Klobusurge. Klobucharge. Klomentum. Whatever you want to call it, it finally materialized on Tuesday night. Sen. Amy Klobuchar (D-Minn.) finished third in the New Hampshire primary with roughly 20 percent of the overall vote, vaulting past former vice president Joe Biden and Sen. Elizabeth Warren (D-Mass.). And even though Sen. Bernie Sanders (I-Vt.) and former South Bend, Ind., mayor Pete Buttigieg beat Klobuchar in the final tally, in many outlets Klobuchar’s resurgence became the headline story of the night.

It’s understandable that Buttigieg and Sanders supporters roll their eyes at some of the fawning coverage. But Klobuchar’s final sprint was, by historical standards, impressive. Most candidates don’t pull off a late polling surge such as Klobuchar’s, and few manage to beat their Election Day polls by as much as she did. Klobuchar might still be a long shot in the race for the nomination. But she deserves real credit for her strong finish in New Hampshire — and for some voters, a second look.

Klobuchar’s leap forward started late in the election season. A week before the primary, she was in the high single digits in New Hampshire according to major polling aggregates. In the week before the election, most candidates in that sort of position don’t surge enormously. Even in the famously tumultuous 2012 Republican Iowa caucuses, only one candidate moved more than five points in the last week of campaigning.

But Klobuchar managed to move the needle in a real way. She posted a solid debate performance in New Hampshire on Feb. 7, and she jumped from about 8 percent in the polls to roughly 12 percent. At the same time, Biden and Warren started to lose speed: All three of them ended up around 12 percent in the polls heading into the election.

But on election night, Klobuchar was the only one of them to over-perform; our election simulator reveals just how much she beat expectations.

The Post Opinions Simulator simulates the primary contests 10,000 times to see how, given their polling and fundraising performance, the candidates might do come Election Day. This graphic charts out how likely each outcome was for Klobuchar based on what we knew about those factors as voters headed out to cast their ballots. The curve is high over the likely possibilities — the most frequent simulated outcome suggested that Klobuchar might slightly under-perform that polling average and win roughly 10 percent of the vote — on the horizontal axis and lower over less likely results, for example, 30 percent of the vote.

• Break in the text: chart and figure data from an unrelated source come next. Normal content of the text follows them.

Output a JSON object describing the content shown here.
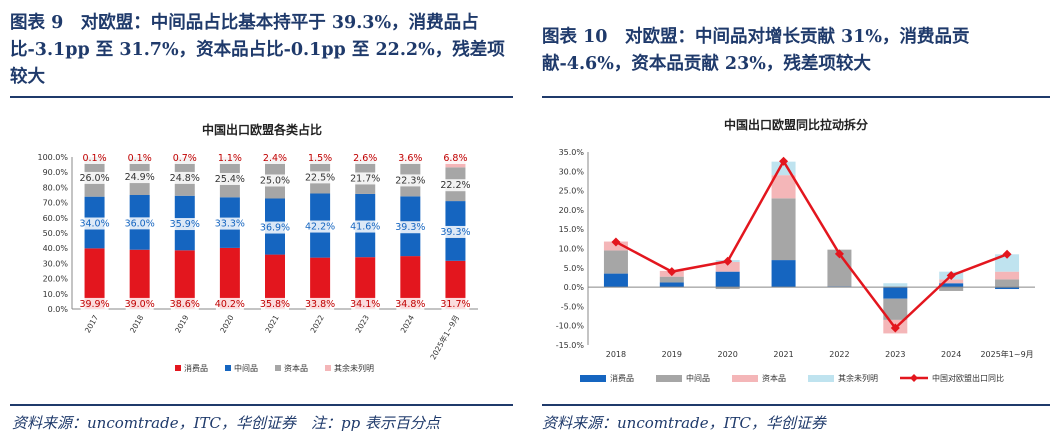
{
  "left": {
    "figure_title": "图表 9　对欧盟：中间品占比基本持平于 39.3%，消费品占比-3.1pp 至 31.7%，资本品占比-0.1pp 至 22.2%，残差项较大",
    "source_note": "资料来源：uncomtrade，ITC，华创证券　注：pp 表示百分点"
  },
  "right": {
    "figure_title": "图表 10　对欧盟：中间品对增长贡献 31%，消费品贡献-4.6%，资本品贡献 23%，残差项较大",
    "source_note": "资料来源：uncomtrade，ITC，华创证券"
  },
  "chart_data": [
    {
      "type": "bar",
      "stacked": true,
      "title": "中国出口欧盟各类占比",
      "categories": [
        "2017",
        "2018",
        "2019",
        "2020",
        "2021",
        "2022",
        "2023",
        "2024",
        "2025年1~9月"
      ],
      "ylim": [
        0,
        100
      ],
      "yticks": [
        "0.0%",
        "10.0%",
        "20.0%",
        "30.0%",
        "40.0%",
        "50.0%",
        "60.0%",
        "70.0%",
        "80.0%",
        "90.0%",
        "100.0%"
      ],
      "series": [
        {
          "name": "消费品",
          "color": "#e3161e",
          "values": [
            39.9,
            39.0,
            38.6,
            40.2,
            35.8,
            33.8,
            34.1,
            34.8,
            31.7
          ],
          "labels": [
            "39.9%",
            "39.0%",
            "38.6%",
            "40.2%",
            "35.8%",
            "33.8%",
            "34.1%",
            "34.8%",
            "31.7%"
          ]
        },
        {
          "name": "中间品",
          "color": "#1565c0",
          "values": [
            34.0,
            36.0,
            35.9,
            33.3,
            36.9,
            42.2,
            41.6,
            39.3,
            39.3
          ],
          "labels": [
            "34.0%",
            "36.0%",
            "35.9%",
            "33.3%",
            "36.9%",
            "42.2%",
            "41.6%",
            "39.3%",
            "39.3%"
          ]
        },
        {
          "name": "资本品",
          "color": "#a6a6a6",
          "values": [
            26.0,
            24.9,
            24.8,
            25.4,
            25.0,
            22.5,
            21.7,
            22.3,
            22.2
          ],
          "labels": [
            "26.0%",
            "24.9%",
            "24.8%",
            "25.4%",
            "25.0%",
            "22.5%",
            "21.7%",
            "22.3%",
            "22.2%"
          ]
        },
        {
          "name": "其余未列明",
          "color": "#f4b6b8",
          "values": [
            0.1,
            0.1,
            0.7,
            1.1,
            2.4,
            1.5,
            2.6,
            3.6,
            6.8
          ],
          "labels": [
            "0.1%",
            "0.1%",
            "0.7%",
            "1.1%",
            "2.4%",
            "1.5%",
            "2.6%",
            "3.6%",
            "6.8%"
          ]
        }
      ]
    },
    {
      "type": "bar",
      "stacked": true,
      "title": "中国出口欧盟同比拉动拆分",
      "categories": [
        "2018",
        "2019",
        "2020",
        "2021",
        "2022",
        "2023",
        "2024",
        "2025年1~9月"
      ],
      "ylim": [
        -15,
        35
      ],
      "yticks": [
        "-15.0%",
        "-10.0%",
        "-5.0%",
        "0.0%",
        "5.0%",
        "10.0%",
        "15.0%",
        "20.0%",
        "25.0%",
        "30.0%",
        "35.0%"
      ],
      "series": [
        {
          "name": "消费品",
          "color": "#1565c0",
          "values": [
            3.5,
            1.2,
            4.0,
            7.0,
            0.2,
            -3.0,
            1.0,
            -0.5
          ]
        },
        {
          "name": "中间品",
          "color": "#a6a6a6",
          "values": [
            6.0,
            1.5,
            -0.5,
            16.0,
            9.5,
            -5.5,
            -1.0,
            2.0
          ]
        },
        {
          "name": "资本品",
          "color": "#f4b6b8",
          "values": [
            2.3,
            1.5,
            2.5,
            6.0,
            0.0,
            -3.5,
            1.0,
            2.0
          ]
        },
        {
          "name": "其余未列明",
          "color": "#bfe3ef",
          "values": [
            0.0,
            0.0,
            0.5,
            3.5,
            0.0,
            1.0,
            2.0,
            4.5
          ]
        }
      ],
      "line": {
        "name": "中国对欧盟出口同比",
        "color": "#e3161e",
        "values": [
          11.7,
          4.0,
          6.7,
          32.6,
          8.6,
          -10.6,
          3.0,
          8.5
        ]
      }
    }
  ]
}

This graphic essentially says that the share of the vote Klobuchar actually won was thinkable, but that over-performances such as hers don’t come along every day. In fact, I wouldn’t be surprised if some of her chief rivals fail to beat their polls by this amount at any point in the next two contests. Taken together, Klobuchar’s late surge in the polls and her election-night performance constitute a genuine surprise: something that seemed possible but highly unlikely only a week ago.

Klobuchar is already benefiting from her New Hampshire showing — she’s raking in the cash and earning some positive headlines at a time when some of her primary targets, such as Warren and Biden, look weaker than they have been in months. But Klobufans shouldn’t get ahead of themselves. The next two contests will be decided by electorates that are much more racially diverse than Iowa or New Hampshire, and it’s not clear whether Klobuchar will be able to expand her coalition of supporters fast enough to rack up the delegates. Among other things, she still has yet to win a state and convince voters of her regional, much less national, electability.

Klobuchar’s path to the nomination is long and filled with massive, arguably insurmountable obstacles. But on Tuesday, she earned the chance to keep trying to follow it.